The European Commission (EC) has delayed releasing details of its MiFID II proposals until Q3 2011, but will there be any major surprises?

That's unlikely. The unwavering message from Brussels is that MiFID II must improve transparency in Europe's financial markets. For example, Laurent Degabriel, policy officer for securities markets at the European Commission, said at the TradeTech Europe 2011 conference in April that the EC's commitment to transparency was its primary focus in revising MiFID.

Politicians and regulators want to reduce the risk and cost that opacity can create. As such, a major target is the off-exchange or over-the-counter (OTC) markets for trading derivatives and equities.

Why are politicians so keen to shine a light on the OTC market?

The default of Lehman Brothers in 2008 left many market participants struggling to identify who was or wasn't exposed to the collapsed US bulge bracket broker because much of the OTC market for credit default swaps was managed with very little oversight, central record keeping or paper trails. The cumbersome manual processing of many derivatives trades meant unwinding the positions was slow, so it took a long time to work out who was exposed and by how much.

The broker's collapse also demonstrated the lack of regulatory oversight. At their Pittsburgh Summit in September 2009, leaders of the Group of 20 countries set out a framework for economic growth based on “propriety, integrity, and transparency”. As such legislators and regulatory bodies are now working to implement the details of this framework into the rules that govern their markets.

How does this affect the equity market?

A lack of transparency gummed up the credit and money markets globally after Lehman collapsed. Interbank rates soared because no one knew for sure the extent of banks' exposures to sub-prime mortgages and as such, only lent at steep premium. Since then, transparency is being held up as the guiding light for all financial markets regulation.

More specifically, competition introduced by MiFID in 2007 fragmented the European equities market, pushing a lot of trading onto new venues. How much meaningful trading activity is actually now traded off-exchange is hotly debated, not least because of a lack of consistency in reporting.

“We can state that MiFID – as intended – led to more market fragmentation and competition between trading platforms. When it comes to transparency, we cannot say that MiFID worked out well,” Markus Ferber MEP, the rapporteur for the European Parliament's MiFID II rules, observed in the Q2 2011 issue of The TRADE.

The concern that MEPs have is that increased rates of off-exchange trading damages price formation on primary exchanges, a process already made more complex by market fragmentation.

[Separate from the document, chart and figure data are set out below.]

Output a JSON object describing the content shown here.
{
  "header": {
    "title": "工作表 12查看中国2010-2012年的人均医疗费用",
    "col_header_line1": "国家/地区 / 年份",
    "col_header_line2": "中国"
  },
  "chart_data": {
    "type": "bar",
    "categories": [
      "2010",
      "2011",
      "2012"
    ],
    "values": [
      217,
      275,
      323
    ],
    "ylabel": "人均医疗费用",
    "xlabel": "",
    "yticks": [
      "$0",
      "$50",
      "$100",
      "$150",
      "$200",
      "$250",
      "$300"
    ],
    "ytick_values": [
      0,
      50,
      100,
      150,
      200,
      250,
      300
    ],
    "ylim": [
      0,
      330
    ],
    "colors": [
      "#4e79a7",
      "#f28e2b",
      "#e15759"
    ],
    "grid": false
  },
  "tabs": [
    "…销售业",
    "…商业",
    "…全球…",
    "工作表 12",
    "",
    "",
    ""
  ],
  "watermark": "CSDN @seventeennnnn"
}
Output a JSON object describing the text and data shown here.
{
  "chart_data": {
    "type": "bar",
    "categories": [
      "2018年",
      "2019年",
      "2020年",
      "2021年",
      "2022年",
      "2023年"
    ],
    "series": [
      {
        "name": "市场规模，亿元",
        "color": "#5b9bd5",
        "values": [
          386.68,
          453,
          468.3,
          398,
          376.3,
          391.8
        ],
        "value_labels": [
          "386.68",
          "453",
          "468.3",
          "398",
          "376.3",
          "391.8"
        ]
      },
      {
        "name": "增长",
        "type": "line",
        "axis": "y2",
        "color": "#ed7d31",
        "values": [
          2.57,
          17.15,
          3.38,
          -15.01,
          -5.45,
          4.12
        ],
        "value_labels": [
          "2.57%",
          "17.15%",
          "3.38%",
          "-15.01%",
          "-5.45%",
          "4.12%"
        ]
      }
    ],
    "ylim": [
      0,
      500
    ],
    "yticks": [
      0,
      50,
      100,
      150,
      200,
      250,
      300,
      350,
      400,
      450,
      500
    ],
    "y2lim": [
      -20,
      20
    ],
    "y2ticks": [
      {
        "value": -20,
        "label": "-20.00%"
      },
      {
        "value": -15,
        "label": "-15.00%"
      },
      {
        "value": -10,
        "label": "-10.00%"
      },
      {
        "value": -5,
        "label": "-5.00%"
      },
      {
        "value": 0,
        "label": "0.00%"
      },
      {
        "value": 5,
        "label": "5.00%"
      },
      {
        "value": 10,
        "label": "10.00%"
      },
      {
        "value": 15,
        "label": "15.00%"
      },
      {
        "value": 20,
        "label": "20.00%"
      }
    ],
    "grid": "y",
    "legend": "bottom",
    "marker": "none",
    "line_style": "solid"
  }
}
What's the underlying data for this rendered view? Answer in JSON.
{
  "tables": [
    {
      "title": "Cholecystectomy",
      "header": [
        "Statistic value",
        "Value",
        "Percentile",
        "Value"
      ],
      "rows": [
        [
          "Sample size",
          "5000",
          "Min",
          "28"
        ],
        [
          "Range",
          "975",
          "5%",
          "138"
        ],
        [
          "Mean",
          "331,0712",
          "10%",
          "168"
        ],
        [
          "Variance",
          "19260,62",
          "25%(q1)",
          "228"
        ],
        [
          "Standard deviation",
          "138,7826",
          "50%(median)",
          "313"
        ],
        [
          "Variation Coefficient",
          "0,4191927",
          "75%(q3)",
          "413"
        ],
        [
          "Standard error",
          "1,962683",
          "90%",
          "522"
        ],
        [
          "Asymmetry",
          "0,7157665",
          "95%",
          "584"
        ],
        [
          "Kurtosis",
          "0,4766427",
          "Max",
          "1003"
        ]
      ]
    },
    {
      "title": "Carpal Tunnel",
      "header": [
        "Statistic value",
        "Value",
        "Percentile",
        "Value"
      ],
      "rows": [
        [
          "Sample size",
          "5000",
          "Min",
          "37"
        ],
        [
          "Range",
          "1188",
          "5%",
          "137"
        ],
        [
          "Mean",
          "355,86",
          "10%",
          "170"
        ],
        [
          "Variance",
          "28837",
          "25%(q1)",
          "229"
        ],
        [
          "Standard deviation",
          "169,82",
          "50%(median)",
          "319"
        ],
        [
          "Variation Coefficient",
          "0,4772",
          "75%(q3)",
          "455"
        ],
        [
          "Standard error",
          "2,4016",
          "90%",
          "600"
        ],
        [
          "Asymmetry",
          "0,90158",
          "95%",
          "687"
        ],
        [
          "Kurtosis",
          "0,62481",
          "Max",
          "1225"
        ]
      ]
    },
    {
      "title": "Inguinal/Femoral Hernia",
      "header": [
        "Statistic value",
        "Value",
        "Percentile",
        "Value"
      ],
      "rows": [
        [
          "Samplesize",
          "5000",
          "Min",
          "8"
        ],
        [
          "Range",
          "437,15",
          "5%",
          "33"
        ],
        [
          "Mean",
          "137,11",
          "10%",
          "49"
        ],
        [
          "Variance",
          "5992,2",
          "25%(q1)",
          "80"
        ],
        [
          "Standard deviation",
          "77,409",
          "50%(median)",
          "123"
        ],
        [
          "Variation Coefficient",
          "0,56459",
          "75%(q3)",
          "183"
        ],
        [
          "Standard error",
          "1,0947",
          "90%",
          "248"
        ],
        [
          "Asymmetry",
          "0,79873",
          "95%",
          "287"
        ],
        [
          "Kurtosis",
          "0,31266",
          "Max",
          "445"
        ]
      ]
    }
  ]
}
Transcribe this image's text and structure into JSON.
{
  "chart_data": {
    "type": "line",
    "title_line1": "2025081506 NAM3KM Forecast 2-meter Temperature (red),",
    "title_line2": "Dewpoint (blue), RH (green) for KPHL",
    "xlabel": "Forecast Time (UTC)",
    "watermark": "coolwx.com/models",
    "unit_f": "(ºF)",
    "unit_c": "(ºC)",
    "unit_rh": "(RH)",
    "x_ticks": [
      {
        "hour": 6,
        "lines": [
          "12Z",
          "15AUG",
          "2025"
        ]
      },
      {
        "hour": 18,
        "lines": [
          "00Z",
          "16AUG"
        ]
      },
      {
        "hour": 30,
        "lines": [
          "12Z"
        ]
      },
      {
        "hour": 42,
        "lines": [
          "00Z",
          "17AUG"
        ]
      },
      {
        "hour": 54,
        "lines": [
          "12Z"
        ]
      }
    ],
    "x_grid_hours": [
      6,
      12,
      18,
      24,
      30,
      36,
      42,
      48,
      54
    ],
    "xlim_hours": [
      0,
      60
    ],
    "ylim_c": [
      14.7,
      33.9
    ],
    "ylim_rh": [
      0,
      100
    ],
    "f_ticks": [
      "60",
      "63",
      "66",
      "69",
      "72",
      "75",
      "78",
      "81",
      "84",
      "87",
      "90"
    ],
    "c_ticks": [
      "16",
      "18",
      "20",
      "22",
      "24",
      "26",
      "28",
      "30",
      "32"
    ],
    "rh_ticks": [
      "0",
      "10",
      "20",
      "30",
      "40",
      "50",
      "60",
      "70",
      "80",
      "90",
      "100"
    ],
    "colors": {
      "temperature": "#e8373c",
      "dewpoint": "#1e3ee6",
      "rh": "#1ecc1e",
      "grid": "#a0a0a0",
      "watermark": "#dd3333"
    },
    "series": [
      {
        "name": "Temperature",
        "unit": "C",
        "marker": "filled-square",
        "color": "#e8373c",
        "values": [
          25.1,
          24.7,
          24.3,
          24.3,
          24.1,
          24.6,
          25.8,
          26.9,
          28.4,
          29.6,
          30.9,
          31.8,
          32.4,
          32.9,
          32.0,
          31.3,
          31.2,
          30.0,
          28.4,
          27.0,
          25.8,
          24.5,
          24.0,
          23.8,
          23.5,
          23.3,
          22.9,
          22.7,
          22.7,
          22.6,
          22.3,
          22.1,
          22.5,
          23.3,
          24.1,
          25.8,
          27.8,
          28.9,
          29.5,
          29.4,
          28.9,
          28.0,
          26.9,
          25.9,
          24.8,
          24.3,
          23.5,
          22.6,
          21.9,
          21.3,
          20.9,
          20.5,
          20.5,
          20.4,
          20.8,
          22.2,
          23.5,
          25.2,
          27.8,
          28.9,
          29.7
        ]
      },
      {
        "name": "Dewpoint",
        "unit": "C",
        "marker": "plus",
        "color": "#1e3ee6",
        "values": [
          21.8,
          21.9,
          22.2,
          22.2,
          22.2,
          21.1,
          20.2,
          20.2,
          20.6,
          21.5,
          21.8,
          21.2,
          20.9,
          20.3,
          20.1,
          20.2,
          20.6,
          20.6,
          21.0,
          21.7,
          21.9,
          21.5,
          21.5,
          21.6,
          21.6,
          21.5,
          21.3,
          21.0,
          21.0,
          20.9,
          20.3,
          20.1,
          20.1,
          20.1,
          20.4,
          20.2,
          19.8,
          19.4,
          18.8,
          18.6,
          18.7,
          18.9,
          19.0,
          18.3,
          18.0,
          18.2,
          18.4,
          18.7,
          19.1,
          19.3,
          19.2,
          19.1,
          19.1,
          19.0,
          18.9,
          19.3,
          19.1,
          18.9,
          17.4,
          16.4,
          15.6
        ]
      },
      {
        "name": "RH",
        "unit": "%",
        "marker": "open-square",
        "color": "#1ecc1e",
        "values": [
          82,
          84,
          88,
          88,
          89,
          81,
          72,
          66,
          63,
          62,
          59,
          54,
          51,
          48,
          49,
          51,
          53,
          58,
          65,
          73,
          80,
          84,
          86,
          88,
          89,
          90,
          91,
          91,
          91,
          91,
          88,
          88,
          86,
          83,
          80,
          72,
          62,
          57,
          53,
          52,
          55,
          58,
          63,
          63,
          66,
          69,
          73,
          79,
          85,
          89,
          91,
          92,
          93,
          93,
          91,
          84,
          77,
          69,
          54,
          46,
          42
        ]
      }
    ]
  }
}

A paper written by Kay Swinburne MEP in July 2010, which was passed by the Parliament in November, suggested that an order size limit should be imposed on dark trading venues to drive smaller orders back onto the lit markets and that trading venues that do not have a regulated status should be looked at for reclassification as multilateral trading facilities.

How will the proposed MiFID II rules make the markets more transparent?

When Michel Barnier, EC internal markets commissioner, launched the MiFID II consultation on 2 February 2011, he gave the example of crossing networks and high-frequency trading firms as businesses that need to be more transparent, in order that regulators know “who's doing what and to whom”.

In addition to its proposals on dark pools, the EC's consultation paper suggested two means of improving transparency. The first is to standardise the reporting of trades, the second is to create a single tape on which they are reported.

Standardisation of reporting would remove the problem of double counting, for example, which currently makes it harder to correctly judge the size of the OTC market. It would also allow firms to build an accurate picture of execution performance compared to their peers.

The single post-trade tape for all European equities transactions would also help to remove the challenge posed to price formation by the fragmentation of price data across multiple markets.

This all sounds reasonable …

… Yes, until you consider that trading by institutional investors is achieved most effectively by hidden intentions.

By reporting trades in close to real time, practices like risk trading could be made impractical. Risk trades allow buy-side firms to pass a large position onto their broker, for a premium, so that the broker bears the risk of accumulating or unwinding the position.

Currently large trades can be reported up to three days after they are made, giving the broker time to get rid of or rebuild the position acquired via a risk trade.

If the reporting time is shortened to the start of the following day, as is proposed, their position will be exposed very shortly after it is taken on. That increases the risk of market impact, and the associated costs. Transparency could end up costing the buy-side trader more.